Doctors' Judgment Validated in Treating Heart Disease

Better outcomes seen when individual treatments are concordant with doctors' recommendations

TUESDAY, Aug. 29 (HealthDay News) -- Doctors really do know best when it comes to prescribing the most beneficial treatments for patients with coronary artery disease, according to research published online Aug. 29 by the Journal of the American College of Cardiology.

Alexandre C. Pereira, M.D., of the University of Sao Paolo Medical School in Brazil, and colleagues studied 611 patients with multi-vessel coronary artery disease. After two cardiologists saw each patient and recommended medication, angioplasty or coronary artery bypass surgery, the patients were randomly assigned to one of the three treatments.

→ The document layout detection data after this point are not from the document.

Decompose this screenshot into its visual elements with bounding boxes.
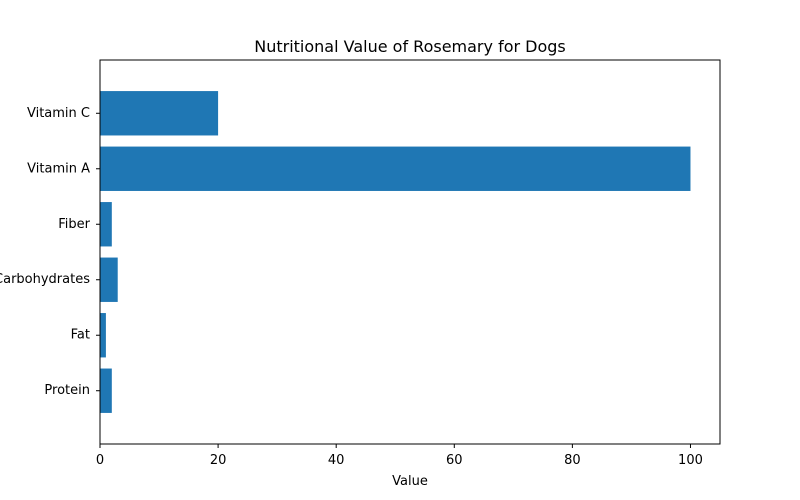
x-tick-label-40: 40 <box>328 453 345 468</box>
y-axis: Protein Fat Carbohydrates Fiber Vitamin A Vit… <box>0 106 100 398</box>
bar-vitamin-c <box>100 91 219 136</box>
y-tick-label-vitamin-c: Vitamin C <box>27 106 90 121</box>
x-tick-label-100: 100 <box>678 453 703 468</box>
x-tick-label-60: 60 <box>446 453 463 468</box>
y-tick-label-fat: Fat <box>71 328 90 343</box>
bar-carbohydrates <box>100 257 118 302</box>
y-tick-label-carbohydrates: Carbohydrates <box>0 272 90 287</box>
bar-vitamin-a <box>100 146 691 191</box>
x-tick-label-20: 20 <box>210 453 227 468</box>
x-axis: 0 20 40 60 80 100 <box>96 444 703 468</box>
bar-fat <box>100 313 106 358</box>
x-axis-label: Value <box>392 474 428 489</box>
y-tick-label-fiber: Fiber <box>58 217 90 232</box>
bar-protein <box>100 368 112 413</box>
chart-title: Nutritional Value of Rosemary for Dogs <box>254 37 566 56</box>
y-tick-label-protein: Protein <box>44 383 90 398</box>
bar-fiber <box>100 202 112 247</box>
x-tick-label-0: 0 <box>96 453 104 468</box>
x-tick-label-80: 80 <box>564 453 581 468</box>
bars-group <box>100 91 691 413</box>
plot-frame <box>99 59 721 445</box>
y-tick-label-vitamin-a: Vitamin A <box>27 161 90 176</box>
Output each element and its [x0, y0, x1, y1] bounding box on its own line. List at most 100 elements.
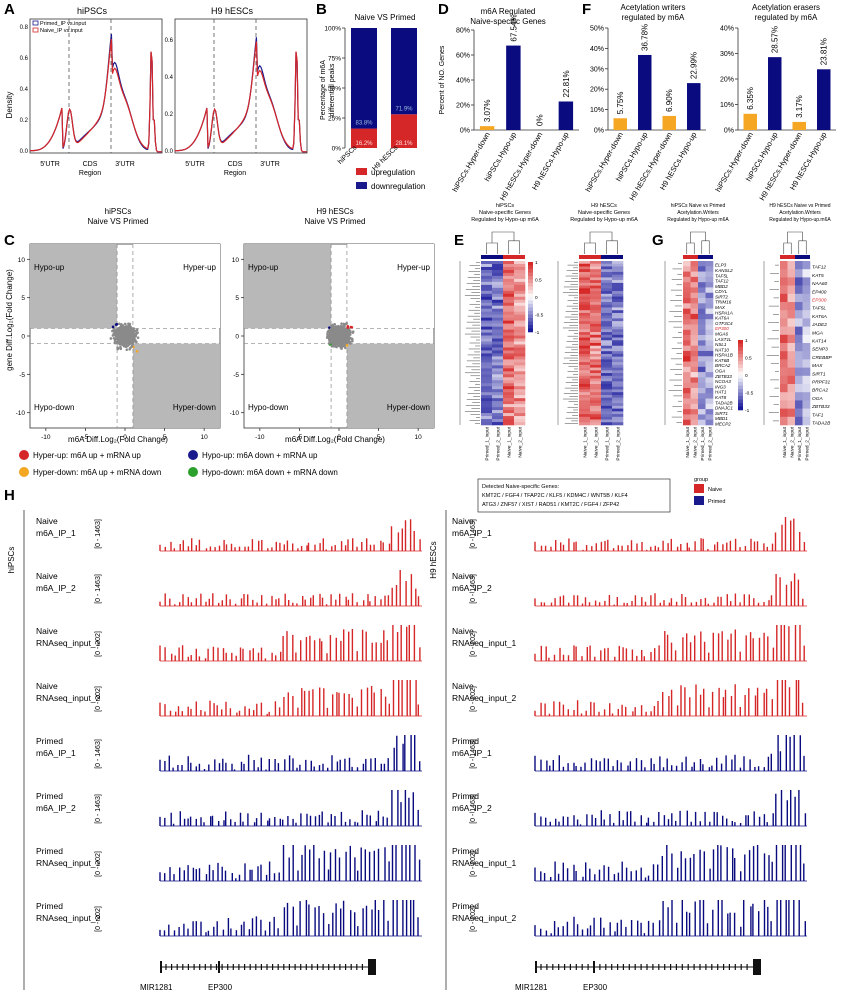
scatter-point: [340, 322, 343, 325]
panel-c-title-1a: hiPSCs: [105, 207, 132, 216]
track-range-label: [0 - 1463]: [95, 794, 102, 824]
track-name-label: RNAseq_input_2: [452, 913, 517, 923]
panel-a-ytick: 0.6: [20, 56, 29, 62]
scatter-point: [117, 331, 120, 335]
gene-model-start: [160, 961, 162, 973]
e-left-cell: [492, 368, 504, 372]
e-right-cell: [579, 266, 591, 270]
panel-e-title-l3: Regulated by Hypo-up m6A: [471, 217, 539, 223]
g-right-gene-label: TAF5L: [812, 306, 826, 312]
e-right-cell: [579, 299, 591, 303]
g-right-cell: [802, 343, 811, 352]
panel-d-ytick: 40%: [456, 78, 470, 85]
panel-d-bar: [479, 126, 495, 130]
e-right-cell: [612, 293, 624, 297]
e-right-cell: [579, 318, 591, 322]
e-left-cell: [481, 261, 493, 265]
e-left-cell: [492, 341, 504, 345]
track-range-label: [0 - 1463]: [95, 574, 102, 604]
e-left-cell: [492, 401, 504, 405]
e-right-cell: [590, 340, 602, 344]
e-left-cell: [481, 281, 493, 286]
panel-d-ytick: 60%: [456, 53, 470, 60]
panel-a-plot-2: 5'UTR CDS Region 3'UTR 0.6 0.4 0.2 0.0: [165, 18, 308, 177]
e-left-scale-cell: [528, 283, 533, 287]
e-right-cell: [590, 302, 602, 306]
g-right-gene-label: PRPF31: [812, 380, 830, 386]
e-left-cell: [514, 407, 526, 411]
panel-f-title-2a: Acetylation erasers: [752, 3, 820, 12]
panel-c-ylabel: gene Diff.Log₂(Fold Change): [5, 269, 14, 371]
panel-a-title-2: H9 hESCs: [211, 6, 254, 16]
e-right-cell: [579, 414, 591, 418]
g-left-cell: [698, 271, 706, 278]
panel-e-title-r3: Regulated by Hypo-up m6A: [570, 217, 638, 223]
e-left-scale-label: 0.5: [535, 278, 542, 284]
e-left-cell: [503, 419, 515, 423]
e-right-cell: [612, 392, 624, 396]
gene-model-exons: [540, 964, 748, 970]
e-right-cell: [590, 337, 602, 341]
scatter-point: [122, 342, 125, 346]
e-right-cell: [590, 400, 602, 404]
panel-f2-bar: [817, 69, 831, 130]
g-right-cell: [780, 334, 788, 344]
scatter-point: [129, 338, 132, 341]
g-right-cell: [795, 416, 803, 426]
e-left-cell: [514, 323, 526, 327]
g-left-cell: [698, 324, 706, 331]
e-right-cell: [612, 378, 624, 382]
e-left-cell: [492, 332, 504, 336]
g-left-cell: [683, 414, 691, 421]
e-right-cell: [601, 310, 613, 314]
track-name-label: m6A_IP_2: [452, 803, 492, 813]
track-range-label: [0 - 202]: [95, 906, 102, 932]
e-right-cell: [590, 288, 602, 292]
scatter-point: [131, 342, 135, 346]
g-right-cell: [795, 269, 803, 278]
e-left-cell: [503, 362, 515, 366]
y-tick-label: 0: [235, 334, 239, 341]
e-left-cell: [503, 422, 515, 426]
e-right-cell: [579, 394, 591, 398]
panel-f-chart-2: 40% 30% 20% 10% 0% 6.35% hiPSCs.Hyper-down 28.5…: [713, 26, 836, 202]
e-right-cell: [601, 394, 613, 398]
g-left-cell: [690, 414, 699, 421]
e-right-cell: [590, 405, 602, 409]
e-right-cell: [579, 321, 591, 325]
e-left-cell: [492, 404, 504, 408]
e-left-cell: [481, 404, 493, 408]
g-right-gene-label: CREBBP: [812, 355, 833, 361]
panel-a-ytick-2: 0.6: [165, 38, 174, 44]
scatter-point: [331, 334, 335, 338]
panel-d-ytick: 80%: [456, 28, 470, 35]
e-right-cell: [579, 277, 591, 281]
e-left-cell: [492, 335, 504, 339]
e-right-cell: [579, 269, 591, 273]
e-left-scale-cell: [528, 279, 533, 284]
e-left-cell: [492, 287, 504, 292]
gene-model-exon: [593, 961, 595, 973]
e-left-cell: [481, 410, 493, 414]
panel-f2-xcat: hiPSCs.Hyper-down: [713, 131, 755, 194]
e-left-scale-cell: [528, 297, 533, 301]
track-range-label: [0 - 202]: [95, 686, 102, 712]
e-left-group-bar: [481, 255, 492, 259]
e-right-cell: [579, 384, 591, 388]
g-left-scale-cell: [738, 368, 743, 372]
e-left-cell: [503, 359, 515, 363]
panel-c-scatter-2: -10 -5 0 5 10 10 5 0 -5 -10 Hypo-up Hyper-up Hypo-do…: [230, 243, 435, 441]
g-right-gene-label: MAX: [812, 363, 823, 369]
e-right-cell: [601, 304, 613, 308]
panel-e-title-l2: Naive-specific Genes: [479, 210, 531, 216]
g-left-gene-label: KAT8: [715, 395, 727, 400]
track-signal: [159, 570, 420, 606]
e-left-cell: [514, 263, 526, 268]
g-right-cell: [802, 408, 811, 418]
track-name-label: m6A_IP_2: [36, 583, 76, 593]
g-left-cell: [690, 377, 699, 383]
g-right-cell: [795, 277, 803, 286]
e-left-cell: [481, 332, 493, 336]
e-right-cell: [601, 389, 613, 393]
scatter-point: [340, 340, 344, 344]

After a year, the researchers found that 40 (6.5 percent) patients had refractory angina requiring revascularization, 45 (7.4 percent) had myocardial infarction, and 28 (4.6 percent) died. Even after adjustment for other variables, they found that clinical judgment was a powerful predictor of outcomes, with the best results seen in patients whose treatments were concordant with their physicians' recommendations and the worst results seen in patients who received percutaneous coronary intervention in discordance with their physicians' recommendations.

"As we continue to embrace evidence-based medicine as well as evaluate randomized clinical trials, the important lessons from this report should also be kept in mind," states Ori Ben-Yehuda, M.D., in an accompanying editorial. "It is indeed reassuring that there is still a role for the art of medicine."